Hallo Stefan,
als erstes gleich mal eine Frage an dich : Hast du vor mit dem Nano- Becken in die Meerwasseraquaristik einzusteigen ?
Du solltest wissen das Nano- Becken biologisch wesentlich instabiler sind als grössere Aquarien und einen erheblich grösseren Pflegeaufwand benötigen. Da kann viel schneller mal was schiefgehen und einem den Spass am Hobby verderben.
Welche Tiere betreiben Symbiose untereinander ? ( Koralle - Alge )
Die wichtigste Symbiose der Riffaquaristik hast du bereits erwähnt. Deine Frage ist aber sehr allgemein gestellt und daher in der Form nicht zu beantworten. Es gibt zu viele Symbionten um das hier im Detail aufzuzählen.
Kann ich da auch Garnelen, oder so gar Fische einsetzen ?
Fische gehen auf keinen Fall, dazu ist das Becken viel zu klein. Garnelen und Krebse sind aber machbar.
Einige Thor amboinensis und ein Paar (M/W) Neopetrolisthes maculatus sind interessante Pfleglinge und in Nanos gut zu halten.
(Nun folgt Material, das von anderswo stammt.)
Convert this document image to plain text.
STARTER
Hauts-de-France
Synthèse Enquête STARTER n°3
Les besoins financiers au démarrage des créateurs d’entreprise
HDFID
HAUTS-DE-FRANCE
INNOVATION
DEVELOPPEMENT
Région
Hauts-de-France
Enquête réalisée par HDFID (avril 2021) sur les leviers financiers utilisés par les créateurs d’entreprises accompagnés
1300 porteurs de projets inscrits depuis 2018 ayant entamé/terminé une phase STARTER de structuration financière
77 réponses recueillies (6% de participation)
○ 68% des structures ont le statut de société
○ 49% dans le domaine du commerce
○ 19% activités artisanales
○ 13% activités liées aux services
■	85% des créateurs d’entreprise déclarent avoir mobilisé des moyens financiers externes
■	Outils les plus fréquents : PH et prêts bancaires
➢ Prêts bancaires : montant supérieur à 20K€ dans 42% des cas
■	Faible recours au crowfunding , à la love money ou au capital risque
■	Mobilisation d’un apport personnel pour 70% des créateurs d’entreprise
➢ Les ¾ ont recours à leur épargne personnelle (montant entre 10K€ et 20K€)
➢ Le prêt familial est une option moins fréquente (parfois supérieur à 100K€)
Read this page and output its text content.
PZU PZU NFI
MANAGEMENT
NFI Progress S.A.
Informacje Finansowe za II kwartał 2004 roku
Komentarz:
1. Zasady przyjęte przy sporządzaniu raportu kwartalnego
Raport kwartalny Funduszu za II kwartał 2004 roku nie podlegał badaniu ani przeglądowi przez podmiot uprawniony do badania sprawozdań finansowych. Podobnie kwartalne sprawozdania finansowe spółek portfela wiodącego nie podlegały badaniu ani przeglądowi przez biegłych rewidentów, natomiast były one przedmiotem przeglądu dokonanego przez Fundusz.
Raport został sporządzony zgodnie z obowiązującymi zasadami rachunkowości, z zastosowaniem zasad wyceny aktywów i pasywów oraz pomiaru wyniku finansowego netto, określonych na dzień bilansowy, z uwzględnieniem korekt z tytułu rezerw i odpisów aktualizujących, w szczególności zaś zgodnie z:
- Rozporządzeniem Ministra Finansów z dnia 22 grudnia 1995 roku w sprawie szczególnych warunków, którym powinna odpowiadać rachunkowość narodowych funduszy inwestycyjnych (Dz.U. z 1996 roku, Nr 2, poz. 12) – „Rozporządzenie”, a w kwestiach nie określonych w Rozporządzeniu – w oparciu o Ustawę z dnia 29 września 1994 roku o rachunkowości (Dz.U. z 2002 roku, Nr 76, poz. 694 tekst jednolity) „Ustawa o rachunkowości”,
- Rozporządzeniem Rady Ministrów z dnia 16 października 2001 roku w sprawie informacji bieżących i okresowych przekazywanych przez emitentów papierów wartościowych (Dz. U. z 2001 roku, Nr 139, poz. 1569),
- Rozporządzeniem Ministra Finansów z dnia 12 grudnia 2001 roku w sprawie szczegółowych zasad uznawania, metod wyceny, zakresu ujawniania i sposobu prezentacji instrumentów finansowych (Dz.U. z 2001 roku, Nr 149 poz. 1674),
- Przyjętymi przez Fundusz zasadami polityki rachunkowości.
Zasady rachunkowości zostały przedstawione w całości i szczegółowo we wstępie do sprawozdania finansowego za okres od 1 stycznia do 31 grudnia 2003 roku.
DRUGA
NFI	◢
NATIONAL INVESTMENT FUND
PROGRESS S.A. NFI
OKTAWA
Ich lese immer man soll Osmose oder Destilliertes Wasser nehmen wie so ?
Durch Umkehrosmose werden mögliche Schadstoffe entfernt und das Wasser entmineralisiert. Zusätzlich sollte man im Seewasserbereich noch einen Silikatfilter nach der Osmose schalten, denn viele Anemonen und Korallen reagieren empfindlich auf zu hohe Silikatkonzentrationen, die auch erhöhtes Algenwachstum verursachen.
Muss die Beleuchtung einen Blauanteil zwingend haben ?
Kurz und bündig : Ja
Blaues Licht dringt Aufgrund seiner Wellenlänge tiefer in das Wasser vor, nebenbei kommen die fluoreszierenden Farbanteile von Korallen so besser zur Geltung.
Wie lange Muss die Beleuchtungszeit sein ?
Hierbei orientiert man sich am besten an der Dauer eines Tropentages.
Zwischen 10 und 13 Stunden täglich, wobei die ersten und letzten 1,5- 2 Stunden nur blau beleuchtet werden.
Der Hintergrund ist das das Licht morgens und abends in der Natur in einem sehr schrägen Winkel auf das Meer scheint, so das die volle Lichtintensität im Riff nur 8-10 Stunden am Tag vorhanden ist.